The European Commission has approved, under the EU Merger Regulation, the acquisition of Spain’s Supratuc2020 by EP Corporate Group, (EPCG) of Czechia, E-Commerce and Media Investments, a.s. (ECMI) of Czechia, and Eroski, S. Coop (Eroski) of Spain.
Supratuc2020 is a holding company active in the retail sale of daily consumer goods in Spain through its subsidiaries Caprabo and Cecosa.
EPCG is an investment holding company active mainly in energy, infrastructure and media. ECMI is an investment holding company active mainly in media and e-commerce.
Eroski is a consumer cooperative active in the retail of daily consumer goods. The European Commission concluded that the proposed acquisition would raise no competition concerns, given the limited overlaps and lack of vertical links between the companies’ activities in the relevant markets in Spain.

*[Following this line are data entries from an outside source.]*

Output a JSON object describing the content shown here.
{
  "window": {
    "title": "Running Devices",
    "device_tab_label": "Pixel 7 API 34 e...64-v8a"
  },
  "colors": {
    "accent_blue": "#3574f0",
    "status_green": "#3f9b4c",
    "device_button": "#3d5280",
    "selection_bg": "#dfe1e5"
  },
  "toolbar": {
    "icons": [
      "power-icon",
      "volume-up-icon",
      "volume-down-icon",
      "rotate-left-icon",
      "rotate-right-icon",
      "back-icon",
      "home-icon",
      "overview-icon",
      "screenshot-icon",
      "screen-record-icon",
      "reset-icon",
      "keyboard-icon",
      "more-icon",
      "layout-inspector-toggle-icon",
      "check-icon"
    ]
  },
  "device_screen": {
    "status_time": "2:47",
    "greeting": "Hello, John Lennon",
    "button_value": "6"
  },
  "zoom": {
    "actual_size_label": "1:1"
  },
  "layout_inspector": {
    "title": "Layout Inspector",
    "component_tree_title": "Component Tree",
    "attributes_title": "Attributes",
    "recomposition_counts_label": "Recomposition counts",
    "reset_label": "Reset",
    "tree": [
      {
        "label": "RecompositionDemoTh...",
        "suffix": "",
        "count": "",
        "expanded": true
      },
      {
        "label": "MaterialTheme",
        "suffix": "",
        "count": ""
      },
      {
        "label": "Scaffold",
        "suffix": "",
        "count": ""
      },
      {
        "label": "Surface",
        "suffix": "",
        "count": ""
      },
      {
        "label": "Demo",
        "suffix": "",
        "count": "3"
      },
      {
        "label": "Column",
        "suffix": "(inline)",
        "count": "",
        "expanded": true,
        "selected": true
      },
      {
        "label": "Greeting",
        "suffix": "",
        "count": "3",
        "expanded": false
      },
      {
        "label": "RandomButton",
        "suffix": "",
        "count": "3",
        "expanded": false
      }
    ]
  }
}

The transaction was examined under the simplified merger review procedure. More information is available on the European Commission’s competition website, in the public case register under the case number M.10296.
The EU’s Competition policy encourages companies to offer consumers goods and services on the most favourable terms. “It encourages efficiency and innovation and reduces prices. To be effective, competition requires companies to act independently of each other, and subject to the pressure exerted by their competitors,” the Commission said.